À la célèbre formule de Frank Stella érigée en définition du minimalisme : « Ce que vous voyez est ce que vous voyez », Lee Ufan préfère « Ce qu'il y a à voir est ce que vous ne voyez pas. ». Les œuvres de cet artiste à la fois peintre, sculpteur, poète, philosophe, créateur d’environnements, agissent comme autant de révélateurs. Elles attirent l’attention sur le vide, la tension créée par les zones vierges de la toile, ou bien sur la distance entre deux éléments d’une sculpture, sur la position du spectateur, sur les reflets et les ombres : tout ce que nous n’avions pas vu au premier regard, et qui pourtant est là, participe de l’œuvre d’art.
Né en 1936 dans une Corée alors sous domination japonaise, l’éducation traditionnelle et confucéenne que Lee Ufan reçoit marque profondément l’artiste qu’il va devenir. Depuis les années 1960, Lee Ufan cherche l’équilibre entre ses racines coréennes et ses attaches au Japon, où il étudie et travaille, puis celles qu’il lie avec l’Occident – il participe dès 1971 à la Biennale de Paris.
À la croisée de ces trois cultures, le travail de Lee Ufan se veut universel et immédiat. Immédiat dans le sens où le langage n’est pas requis : Lee Ufan raconte volontiers qu’il commença à créer ses premières œuvres alors qu’il souhaitait étudier la littérature et la philosophie au Japon, mais qu’il ne maîtrisait pas la langue. Il décida alors de s’exprimer visuellement, sans passer par le langage ni par la figuration, mais par des gestes sensibles et par les « rencontres » qu’il provoque : rencontre entre un matériau naturel et un matériau industriel par exemple, dans sa célèbre série de sculptures Relatum. Il formule ainsi dès la fin des années 1960, dans la mouvance Mono-Ha (l’École des choses en japonais), une nouvelle définition de l’art, loin des codes occidentaux.

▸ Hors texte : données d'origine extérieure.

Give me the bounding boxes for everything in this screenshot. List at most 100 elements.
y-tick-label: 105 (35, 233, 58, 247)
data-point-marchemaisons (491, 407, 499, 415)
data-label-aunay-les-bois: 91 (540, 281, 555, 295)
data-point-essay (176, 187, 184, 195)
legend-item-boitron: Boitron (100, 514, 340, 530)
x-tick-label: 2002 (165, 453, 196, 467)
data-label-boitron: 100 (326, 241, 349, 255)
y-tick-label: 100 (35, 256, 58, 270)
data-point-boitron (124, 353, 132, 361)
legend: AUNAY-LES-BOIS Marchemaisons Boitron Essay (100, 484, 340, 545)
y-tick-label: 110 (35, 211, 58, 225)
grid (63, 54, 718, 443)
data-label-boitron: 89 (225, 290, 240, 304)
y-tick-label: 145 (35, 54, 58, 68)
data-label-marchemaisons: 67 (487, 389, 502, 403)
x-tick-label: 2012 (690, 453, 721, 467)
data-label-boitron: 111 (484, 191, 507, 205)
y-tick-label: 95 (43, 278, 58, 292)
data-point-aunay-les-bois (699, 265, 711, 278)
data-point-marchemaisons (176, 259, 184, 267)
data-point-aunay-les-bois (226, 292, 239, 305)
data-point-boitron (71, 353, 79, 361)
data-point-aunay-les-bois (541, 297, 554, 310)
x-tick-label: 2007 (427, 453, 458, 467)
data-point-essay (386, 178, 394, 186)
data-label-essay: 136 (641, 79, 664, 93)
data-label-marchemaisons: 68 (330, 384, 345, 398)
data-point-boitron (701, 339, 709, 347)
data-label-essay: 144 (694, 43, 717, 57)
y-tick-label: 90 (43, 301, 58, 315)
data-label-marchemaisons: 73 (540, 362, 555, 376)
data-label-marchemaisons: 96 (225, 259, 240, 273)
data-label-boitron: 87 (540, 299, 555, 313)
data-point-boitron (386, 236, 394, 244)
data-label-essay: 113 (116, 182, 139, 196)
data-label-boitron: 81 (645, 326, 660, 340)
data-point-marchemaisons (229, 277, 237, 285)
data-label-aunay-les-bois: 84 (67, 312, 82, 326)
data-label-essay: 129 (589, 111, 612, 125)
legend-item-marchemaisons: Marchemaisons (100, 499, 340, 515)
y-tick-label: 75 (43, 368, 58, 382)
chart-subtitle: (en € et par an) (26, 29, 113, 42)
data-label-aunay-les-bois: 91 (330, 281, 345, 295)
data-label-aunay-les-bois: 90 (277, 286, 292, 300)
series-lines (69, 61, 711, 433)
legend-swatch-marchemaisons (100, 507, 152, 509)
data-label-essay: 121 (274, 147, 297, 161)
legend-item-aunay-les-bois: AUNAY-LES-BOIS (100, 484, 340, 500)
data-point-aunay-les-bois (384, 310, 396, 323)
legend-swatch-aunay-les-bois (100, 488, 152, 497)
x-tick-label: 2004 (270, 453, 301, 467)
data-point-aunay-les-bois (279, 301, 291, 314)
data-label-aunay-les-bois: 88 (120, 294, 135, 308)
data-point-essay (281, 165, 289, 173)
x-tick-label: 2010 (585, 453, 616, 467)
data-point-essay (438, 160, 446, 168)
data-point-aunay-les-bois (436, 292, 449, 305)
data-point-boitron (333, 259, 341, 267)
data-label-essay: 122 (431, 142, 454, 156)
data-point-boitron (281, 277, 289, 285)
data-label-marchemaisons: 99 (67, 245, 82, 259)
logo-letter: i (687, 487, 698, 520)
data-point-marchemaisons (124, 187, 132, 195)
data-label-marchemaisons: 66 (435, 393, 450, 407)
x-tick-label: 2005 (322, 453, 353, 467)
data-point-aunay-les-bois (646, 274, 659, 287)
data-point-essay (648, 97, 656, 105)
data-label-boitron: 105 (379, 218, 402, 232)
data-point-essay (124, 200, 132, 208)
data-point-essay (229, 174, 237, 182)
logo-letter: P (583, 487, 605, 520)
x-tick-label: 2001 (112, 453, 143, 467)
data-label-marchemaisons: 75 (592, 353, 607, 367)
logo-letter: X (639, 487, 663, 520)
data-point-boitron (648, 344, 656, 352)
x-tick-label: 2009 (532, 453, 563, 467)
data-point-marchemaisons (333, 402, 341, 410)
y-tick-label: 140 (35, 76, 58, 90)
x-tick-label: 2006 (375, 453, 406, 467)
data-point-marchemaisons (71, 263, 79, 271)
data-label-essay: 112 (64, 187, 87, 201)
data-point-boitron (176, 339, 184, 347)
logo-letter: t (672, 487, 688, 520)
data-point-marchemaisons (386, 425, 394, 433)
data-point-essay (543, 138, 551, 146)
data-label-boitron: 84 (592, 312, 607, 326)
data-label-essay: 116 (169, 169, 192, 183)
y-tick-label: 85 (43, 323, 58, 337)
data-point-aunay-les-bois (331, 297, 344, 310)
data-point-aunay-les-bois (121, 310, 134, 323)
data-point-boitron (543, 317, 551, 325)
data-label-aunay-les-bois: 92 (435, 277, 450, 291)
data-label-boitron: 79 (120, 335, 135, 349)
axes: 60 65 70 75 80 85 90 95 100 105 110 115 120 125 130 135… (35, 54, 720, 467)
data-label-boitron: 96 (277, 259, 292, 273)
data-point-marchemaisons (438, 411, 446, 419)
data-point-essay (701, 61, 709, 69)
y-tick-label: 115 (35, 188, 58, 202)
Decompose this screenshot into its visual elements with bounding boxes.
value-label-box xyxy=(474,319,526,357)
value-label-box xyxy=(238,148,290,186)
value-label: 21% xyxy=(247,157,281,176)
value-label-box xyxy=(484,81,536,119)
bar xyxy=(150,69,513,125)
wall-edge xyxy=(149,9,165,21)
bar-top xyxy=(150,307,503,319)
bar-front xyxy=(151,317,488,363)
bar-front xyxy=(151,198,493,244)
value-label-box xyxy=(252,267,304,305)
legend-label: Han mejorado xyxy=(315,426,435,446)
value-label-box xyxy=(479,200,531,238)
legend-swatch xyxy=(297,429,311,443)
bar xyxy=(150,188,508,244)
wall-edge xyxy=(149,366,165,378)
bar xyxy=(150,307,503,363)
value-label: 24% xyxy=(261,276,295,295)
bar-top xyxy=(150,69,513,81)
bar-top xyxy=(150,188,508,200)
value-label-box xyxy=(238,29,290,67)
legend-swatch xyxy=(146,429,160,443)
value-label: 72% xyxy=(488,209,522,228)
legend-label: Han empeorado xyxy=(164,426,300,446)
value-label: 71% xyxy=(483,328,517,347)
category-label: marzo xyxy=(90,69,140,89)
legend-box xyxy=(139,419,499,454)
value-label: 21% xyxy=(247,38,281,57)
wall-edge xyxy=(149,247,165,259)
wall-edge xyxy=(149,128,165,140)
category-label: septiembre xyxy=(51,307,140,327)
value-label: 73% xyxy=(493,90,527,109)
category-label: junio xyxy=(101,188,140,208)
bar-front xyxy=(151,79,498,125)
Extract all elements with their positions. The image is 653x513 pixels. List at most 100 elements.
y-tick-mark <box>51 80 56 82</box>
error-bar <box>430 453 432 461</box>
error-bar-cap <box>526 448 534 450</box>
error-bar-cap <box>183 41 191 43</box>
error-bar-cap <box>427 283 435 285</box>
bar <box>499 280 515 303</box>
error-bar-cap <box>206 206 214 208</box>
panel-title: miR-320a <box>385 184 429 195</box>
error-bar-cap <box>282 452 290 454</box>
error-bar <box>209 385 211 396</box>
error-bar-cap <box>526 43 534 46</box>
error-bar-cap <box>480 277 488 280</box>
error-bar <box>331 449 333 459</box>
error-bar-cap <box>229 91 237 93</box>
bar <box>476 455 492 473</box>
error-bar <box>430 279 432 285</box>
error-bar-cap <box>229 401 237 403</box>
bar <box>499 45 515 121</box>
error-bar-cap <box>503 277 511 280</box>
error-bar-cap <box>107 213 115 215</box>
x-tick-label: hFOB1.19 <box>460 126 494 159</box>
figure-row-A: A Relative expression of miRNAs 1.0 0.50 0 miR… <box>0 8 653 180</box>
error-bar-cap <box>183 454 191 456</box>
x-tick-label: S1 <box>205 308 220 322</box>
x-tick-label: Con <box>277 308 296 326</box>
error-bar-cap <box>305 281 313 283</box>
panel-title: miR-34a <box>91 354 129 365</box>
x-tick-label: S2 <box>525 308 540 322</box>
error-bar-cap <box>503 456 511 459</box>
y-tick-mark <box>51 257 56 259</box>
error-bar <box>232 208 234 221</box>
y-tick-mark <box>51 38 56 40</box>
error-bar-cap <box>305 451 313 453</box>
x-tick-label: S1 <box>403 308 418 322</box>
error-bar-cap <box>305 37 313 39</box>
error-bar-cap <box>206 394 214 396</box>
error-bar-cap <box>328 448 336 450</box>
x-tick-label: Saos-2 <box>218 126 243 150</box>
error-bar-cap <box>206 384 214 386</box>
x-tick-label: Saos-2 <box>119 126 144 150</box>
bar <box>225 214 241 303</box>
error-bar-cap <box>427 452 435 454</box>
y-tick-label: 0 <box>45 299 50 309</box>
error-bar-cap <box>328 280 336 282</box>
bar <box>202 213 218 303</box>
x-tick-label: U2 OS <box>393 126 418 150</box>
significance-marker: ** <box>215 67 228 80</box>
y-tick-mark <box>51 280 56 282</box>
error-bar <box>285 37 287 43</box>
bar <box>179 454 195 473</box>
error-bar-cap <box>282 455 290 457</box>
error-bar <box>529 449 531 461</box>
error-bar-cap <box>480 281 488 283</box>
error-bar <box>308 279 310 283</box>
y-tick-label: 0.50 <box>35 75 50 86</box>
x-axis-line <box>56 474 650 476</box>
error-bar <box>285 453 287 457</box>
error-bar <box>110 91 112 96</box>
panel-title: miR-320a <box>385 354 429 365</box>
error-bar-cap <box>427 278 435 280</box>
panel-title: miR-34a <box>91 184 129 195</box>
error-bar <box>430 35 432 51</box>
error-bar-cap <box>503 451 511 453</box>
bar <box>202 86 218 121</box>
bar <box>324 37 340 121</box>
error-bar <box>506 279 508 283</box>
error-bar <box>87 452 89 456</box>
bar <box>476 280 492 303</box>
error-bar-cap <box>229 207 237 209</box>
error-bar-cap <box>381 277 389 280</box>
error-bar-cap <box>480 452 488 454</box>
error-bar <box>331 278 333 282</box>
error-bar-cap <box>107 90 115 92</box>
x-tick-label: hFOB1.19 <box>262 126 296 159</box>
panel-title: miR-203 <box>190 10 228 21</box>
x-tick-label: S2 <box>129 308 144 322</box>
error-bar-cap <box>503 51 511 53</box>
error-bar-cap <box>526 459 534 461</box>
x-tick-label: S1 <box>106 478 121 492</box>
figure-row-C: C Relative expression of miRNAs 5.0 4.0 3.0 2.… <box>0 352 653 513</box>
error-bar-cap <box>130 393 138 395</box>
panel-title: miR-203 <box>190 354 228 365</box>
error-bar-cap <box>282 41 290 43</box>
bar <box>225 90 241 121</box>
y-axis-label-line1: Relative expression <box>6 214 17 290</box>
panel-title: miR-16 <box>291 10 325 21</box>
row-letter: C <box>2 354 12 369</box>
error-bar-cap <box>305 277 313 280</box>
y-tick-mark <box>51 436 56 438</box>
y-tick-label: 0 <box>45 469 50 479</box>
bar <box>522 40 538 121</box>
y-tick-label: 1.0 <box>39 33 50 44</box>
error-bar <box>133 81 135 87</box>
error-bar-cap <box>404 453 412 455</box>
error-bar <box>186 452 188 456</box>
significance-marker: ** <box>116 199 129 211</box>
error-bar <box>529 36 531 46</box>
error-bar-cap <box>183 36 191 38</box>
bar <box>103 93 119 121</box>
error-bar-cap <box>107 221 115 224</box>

Chacune des œuvres de l’artiste a la puissance d'un aphorisme et traduit visuellement et physiquement des principes philosophiques d'une simplicité déconcertante, loin de toute figuration. Autour de ses grands thèmes de prédilection que sont les relations entre les choses et l’espace qui les environne, entre le plein et le vide, mais aussi le dialogue entre le faire et le non-faire, l’exposition propose une déambulation-méditation où s’incarne sa conception très personnelle de l’art contemporain.
Pour accompagner cette expérience, le compositeur Ryuichi Sakamoto a composé une bande-son pour l’exposition, en résonnance avec les matériaux, la poésie et la philosophie du travail de Lee Ufan.
Lee Ufan vit et travaille essentiellement entre Paris et Kamakura au Japon. Son travail a fait l'objet de présentations dans le monde entier au sein d’institutions telles que le Musée de l’Ermitage à Saint-Pétersbourg, le Guggenheim Museum de New York, le Jeu de Paume à Paris et le Château de Versailles, le Kunstmuseum de Bonn et le Städel Museum de Francfort, ou encore le National Museum of Contemporary Art de Séoul ; ainsi que dans le cadre de nombreuses manifestations artistiques telles que les Biennales de Venise (2007, 2011), de Gwangju en Corée du Sud (2000, 2006), de Shanghai (2000), de Sydney (1976), de São Paulo (1973) et de Paris (1971).